S'agissant d'un pamphlet, le livre n'amène pas de "preuves" mais se fonde sur une solide expérience de recherche de l'auteur lui-même. Et pour lui, en tant que chercheur, le coût du système actuel d'évaluation est excessif comme le pensent de nombreux autres chercheurs.  Mais pour l'instant rares sont ceux qui s'aventurent dans cette analyse; car les chercheurs pour l'essentiel se contentent de réagir de manière pavlovienne aux injonctions bureaucratiques   . Et se bornent à accepter comme inéluctable le mode actuel de fonctionnement de la recherche. Comme le dit L.Ségalat : "Il y a certes des dérives mais, après tout, le système ne marche pas si mal. Les Etats-Unis fonctionnent ainsi et dominent la science mondiale.
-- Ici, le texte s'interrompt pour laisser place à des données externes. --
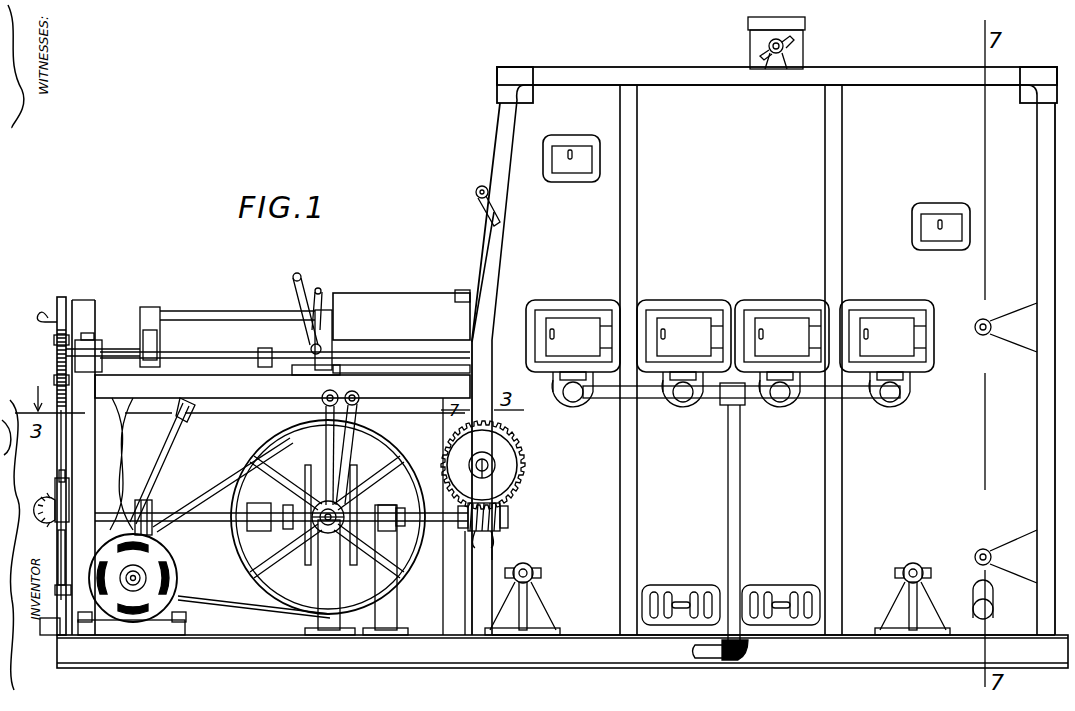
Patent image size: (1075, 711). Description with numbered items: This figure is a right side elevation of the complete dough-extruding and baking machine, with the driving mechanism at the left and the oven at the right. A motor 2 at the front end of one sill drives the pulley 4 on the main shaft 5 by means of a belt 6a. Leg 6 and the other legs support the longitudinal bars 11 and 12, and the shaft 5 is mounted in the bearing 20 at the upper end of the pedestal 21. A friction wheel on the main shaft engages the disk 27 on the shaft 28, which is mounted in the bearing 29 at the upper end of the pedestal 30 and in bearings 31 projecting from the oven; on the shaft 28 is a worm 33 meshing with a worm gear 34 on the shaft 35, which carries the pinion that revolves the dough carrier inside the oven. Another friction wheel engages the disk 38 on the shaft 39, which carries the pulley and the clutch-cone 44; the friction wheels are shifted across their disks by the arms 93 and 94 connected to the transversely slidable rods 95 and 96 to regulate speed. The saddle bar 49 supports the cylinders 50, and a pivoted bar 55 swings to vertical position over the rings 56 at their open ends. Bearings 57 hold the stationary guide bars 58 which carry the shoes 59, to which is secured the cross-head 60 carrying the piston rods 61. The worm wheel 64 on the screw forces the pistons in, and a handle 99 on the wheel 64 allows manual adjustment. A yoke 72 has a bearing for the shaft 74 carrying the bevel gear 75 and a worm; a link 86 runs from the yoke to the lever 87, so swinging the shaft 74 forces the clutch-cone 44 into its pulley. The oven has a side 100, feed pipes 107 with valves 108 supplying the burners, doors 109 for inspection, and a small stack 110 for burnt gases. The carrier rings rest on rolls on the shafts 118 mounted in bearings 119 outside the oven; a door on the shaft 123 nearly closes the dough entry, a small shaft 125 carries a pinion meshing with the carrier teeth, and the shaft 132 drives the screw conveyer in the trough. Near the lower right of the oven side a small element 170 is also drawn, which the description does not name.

The motor 2 is at (132, 584).
The pulley 4 is at (250, 560).
The main shaft 5 is at (316, 526).
The leg 6 is at (83, 467).
The belt 6a is at (205, 497).
The longitudinal bar 11 is at (282, 505).
The longitudinal bar 12 is at (281, 529).
The bearing 20 is at (322, 513).
The pedestal 21 is at (336, 578).
The disk 27 is at (355, 475).
The shaft 28 is at (408, 513).
The bearing 29 is at (387, 510).
The pedestal 30 is at (385, 570).
The bearings 31 is at (479, 583).
The worm 33 is at (505, 518).
The worm gear 34 is at (515, 468).
The shaft 35 is at (482, 472).
The disk 38 is at (306, 507).
The shaft 39 is at (248, 514).
The clutch-cone 44 is at (141, 505).
The saddle bar 49 is at (333, 338).
The cylinders 50 is at (401, 315).
The pivoted bar 55 is at (293, 284).
The rings 56 is at (320, 292).
The bearings 57 is at (88, 340).
The guide bars 58 is at (285, 366).
The shoes 59 is at (203, 352).
The cross-head 60 is at (150, 320).
The piston rods 61 is at (213, 315).
The worm wheel 64 is at (62, 326).
The yoke 72 is at (62, 497).
The shaft 74 is at (62, 440).
The bevel gear 75 is at (42, 500).
The link 86 is at (63, 552).
The lever 87 is at (68, 590).
The arm 93 is at (350, 444).
The arm 94 is at (319, 393).
The transversely slidable rod 95 is at (358, 393).
The transversely slidable rod 96 is at (326, 436).
The handle 99 is at (42, 313).
The side 100 is at (764, 351).
The feed pipes 107 is at (728, 432).
The valves 108 is at (573, 395).
The doors 109 is at (573, 168).
The stack 110 is at (796, 48).
The shafts 118 is at (525, 570).
The bearings 119 is at (535, 604).
The shaft 123 is at (484, 255).
The small shaft 125 is at (983, 334).
The shaft 132 is at (981, 550).
The cylinder 170 is at (992, 605).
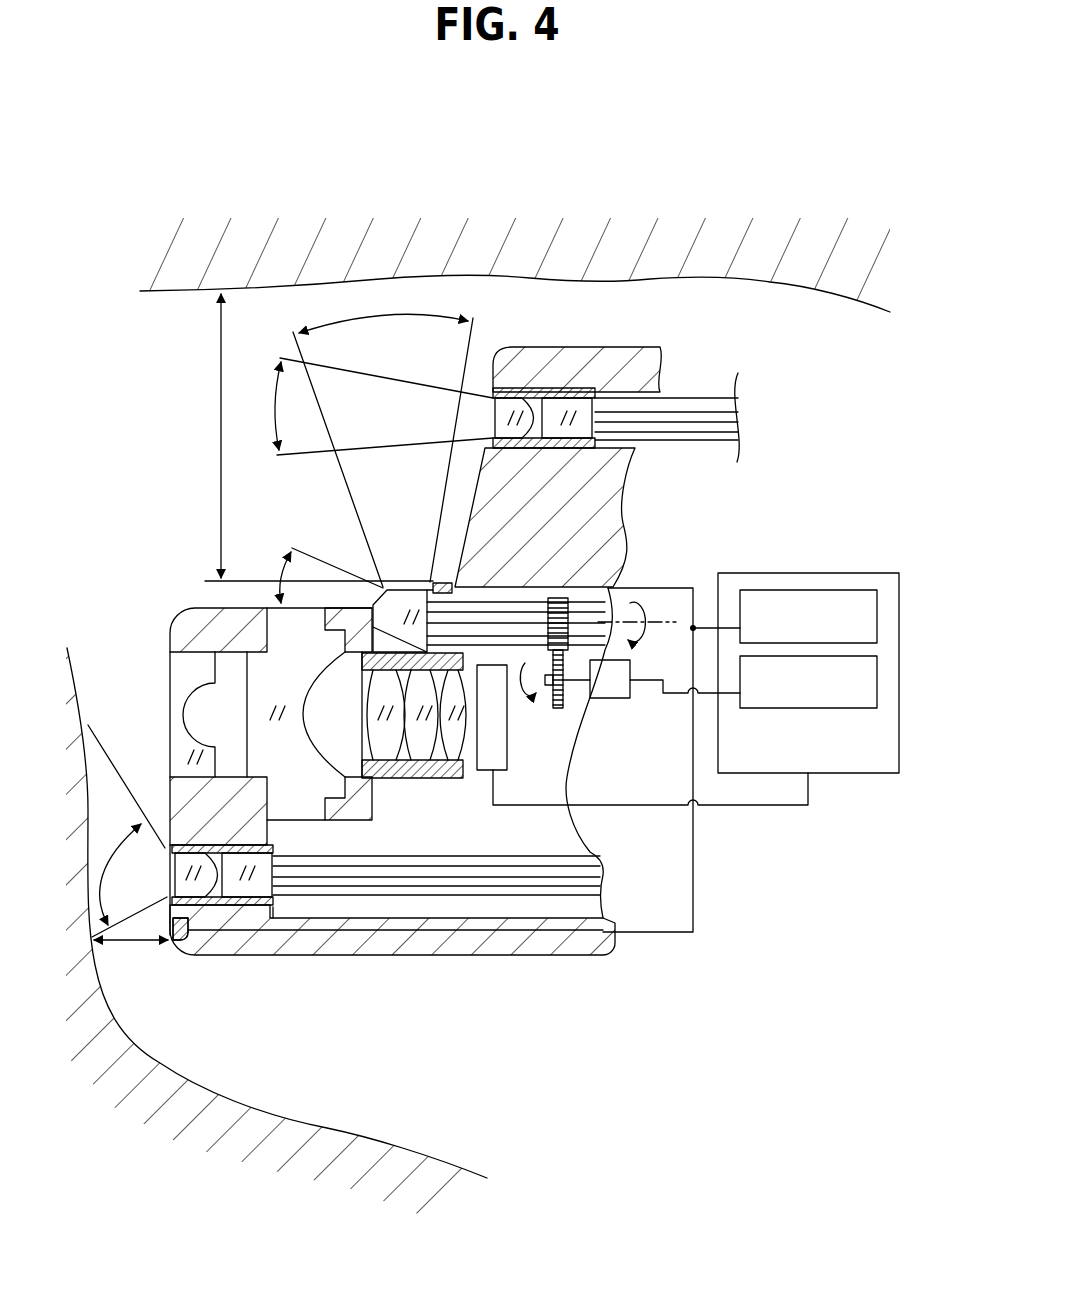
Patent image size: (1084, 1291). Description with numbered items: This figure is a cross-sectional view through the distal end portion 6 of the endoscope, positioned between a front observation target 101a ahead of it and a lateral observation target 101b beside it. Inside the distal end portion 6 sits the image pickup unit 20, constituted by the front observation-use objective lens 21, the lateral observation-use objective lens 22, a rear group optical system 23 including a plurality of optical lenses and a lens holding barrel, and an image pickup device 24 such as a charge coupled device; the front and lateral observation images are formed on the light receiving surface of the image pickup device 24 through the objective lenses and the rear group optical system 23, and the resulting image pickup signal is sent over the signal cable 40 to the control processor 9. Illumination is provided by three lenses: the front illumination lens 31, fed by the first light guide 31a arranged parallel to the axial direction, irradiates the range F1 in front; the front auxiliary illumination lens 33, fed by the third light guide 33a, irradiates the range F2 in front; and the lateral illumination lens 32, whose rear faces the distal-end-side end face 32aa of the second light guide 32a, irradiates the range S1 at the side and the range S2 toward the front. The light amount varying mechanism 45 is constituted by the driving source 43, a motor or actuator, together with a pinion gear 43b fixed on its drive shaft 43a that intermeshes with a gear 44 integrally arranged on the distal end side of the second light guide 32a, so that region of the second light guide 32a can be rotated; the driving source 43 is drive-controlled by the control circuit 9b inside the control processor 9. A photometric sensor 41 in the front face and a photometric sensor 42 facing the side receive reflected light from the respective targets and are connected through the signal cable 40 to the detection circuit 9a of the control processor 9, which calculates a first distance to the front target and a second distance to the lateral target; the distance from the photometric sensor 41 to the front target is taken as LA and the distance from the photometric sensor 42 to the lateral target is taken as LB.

Ce sont les arguments qu'on entendait mot pour mot à propos de la finance mondiale avant que l'édifice ne s'écroule."  

On trouvera dans ces quelques 100 pages la quasi totalité des arguments pour ou contre l'organisation actuelle de la recherche. Mais la véritable contribution de cet ouvrage risque de passer inaperçue. L’auteur suggère deux principales pistes pour améliorer ce système : instaurer un système de qualité basé sur le produit et non sur sa diffusion; promouvoir de manière préférentielle les associations entre compétences similaires. Il faudrait sans doute ajouter la faiblesse de l'interaction entre les usagers de la recherche, ou plus exactement, l'absence d'intervention des non-scientifiques au sein du saint des saints: la définition des orientations de recherche et la mise en place de la programmation de la recherche (cela se pratique à une échelle limitée dans certains domaines comme la recherche sur les myopathies, un domaine dans lequel est engagé l’équipe de Laurent Ségalat).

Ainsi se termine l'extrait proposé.